The global alternate dispute resolution services market is projected to be 14.5 billion by 2030. Existing International Institutional Structures for Alternative Dispute Resolution Centres, such as the London Court of International Arbitration (‘LCIA’) can be traced back to 1883 when the Court of Common Council set up a committee to formulate recommendations, creating a tribunal dedicated to domestic arbitration. Like most other centres, LCIA started as a government-controlled body and transitioned into its current private, not-for-profit company structure. Similarly, the Singapore International Arbitration Centre (‘SIAC’) was set up in 1991 as an independent and not-for-profit organisation to provide a neutral dispute resolution platform.

Most prominent institutions for commercial arbitration observe this trend of transforming into a truly autonomous body. Consequently, the IFSCA framework will be facilitated by an internationally comparable regulatory framework under a special offshore status within India.

After comprehensively scrutinising the extant ADR laws in India and best practices worldwide, the committee suggested amendments to the existing enactments to streamline ADR services offered at IFSC and align them with the standards upheld by other international dispute resolution centres and global financial hubs.

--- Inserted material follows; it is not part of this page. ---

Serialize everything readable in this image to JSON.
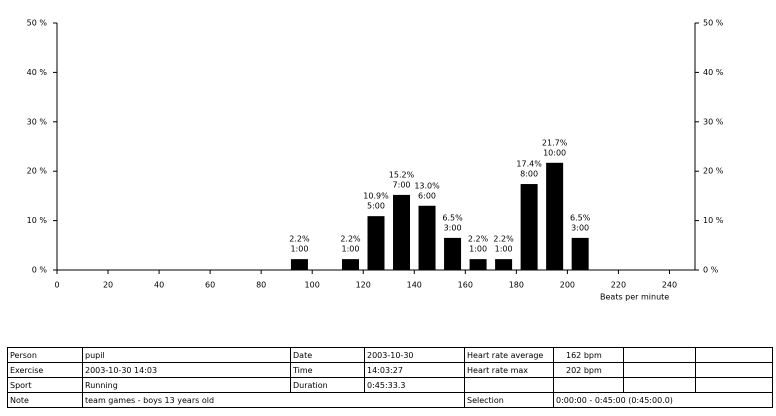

Regulatory Architecture of ADRC 

The ADRC envisions resolving disputes arising from contracts executed anywhere in the world and between parties from different nations under the jurisdiction of other laws. Arbitration at the centre ought to be of international character, and hence, arbitrations seated at GIFT City are to be considered international commercial arbitration.

The committee opted for a (Section 8) Company Structure for the ADRC as a corporate body with perpetual succession, complying with the terms and conditions of the Companies Act 2013. For overarching governance, the ADRC is envisioned to have a four-tiered administrative structure consisting of a Board of Directors, an International Advisory Council, the Executive Council, and a Secretariat. Other issues for deliberations in the IFSCA Report that edge over the present court system include:

    • One of the most lucrative aspects of the ADRC is the enhanced choice of governing law for the parties bringing disputes to the IFSC. This means that if a multinational decides to set up aircraft leasing at the GIFT City and continue its business activities, it should not be restricted in the choice of law and courts to enforce its contract. Moreover, after the union budget, the government provided relaxations in customs. In particular, the repair period for maintenance and overhaul of aircraft and ships has been increased to a year. All things coming together shall facilitate ease of doing business.
    • A new ‘Documents-only’ procedure has been introduced under the Arbitration and Conciliation Act. It aims to allow parties to opt for a documents-only proceeding for the challenge and stay of the award passed by the arbitral tribunal.
    • The committee extensively deliberated on whether the statutory right to appeal against orders by an adjudicating authority (under section 34) should be removed for arbitration seated at IFSC. The committee suggested removing the additional layer of appeal (under section 37) and providing IFSC with a competitive advantage. It was suggested that the parties may apply to set aside an arbitral award (under section 34); however, if dissatisfied with the decision, they can approach the Supreme Court directly with a Special Leave Petition.
    • Presently, arbitration seated at IFSC does not necessarily fall under any category. Per the status of the parties, it may fall under purely domestic or international commercial arbitration. The Arbitration and Conciliation Act states that domestic arbitrations that do not fall under the category of international commercial arbitration are treated according to the substantive law of India.
    • The first-ever legislative text for third-party funding has been proposed within the ADRC to facilitate adoption and ease of arbitration. Third-party arbitration funding is introduced to address the liquidity hamper businesses face during disputes. Owing to the rise of TPF, jurisdictions like Hong Kong, Singapore, and Ireland have brought legislation to regulate it. In India,  per the Apex Court, there appears to be no restriction on third parties, or non-lawyers, funding litigation and getting repaid after the outcome of such litigation. In an arrangement wherein third-party funding is received by either of the parties between whom an agreement is executed, the funder’s liabilities would depend on the terms of the agreement between the funder and the funded party.

The Expert Committee recommended a framework for ADRC that provides arbitration and mediation but is flexible enough to accommodate other alternate dispute resolution mechanisms, including those that may evolve. A testimony of the efforts, only so far, by the IFSCA and government has been the notable growth in the volume of business activities in the GIFT City across various sectors.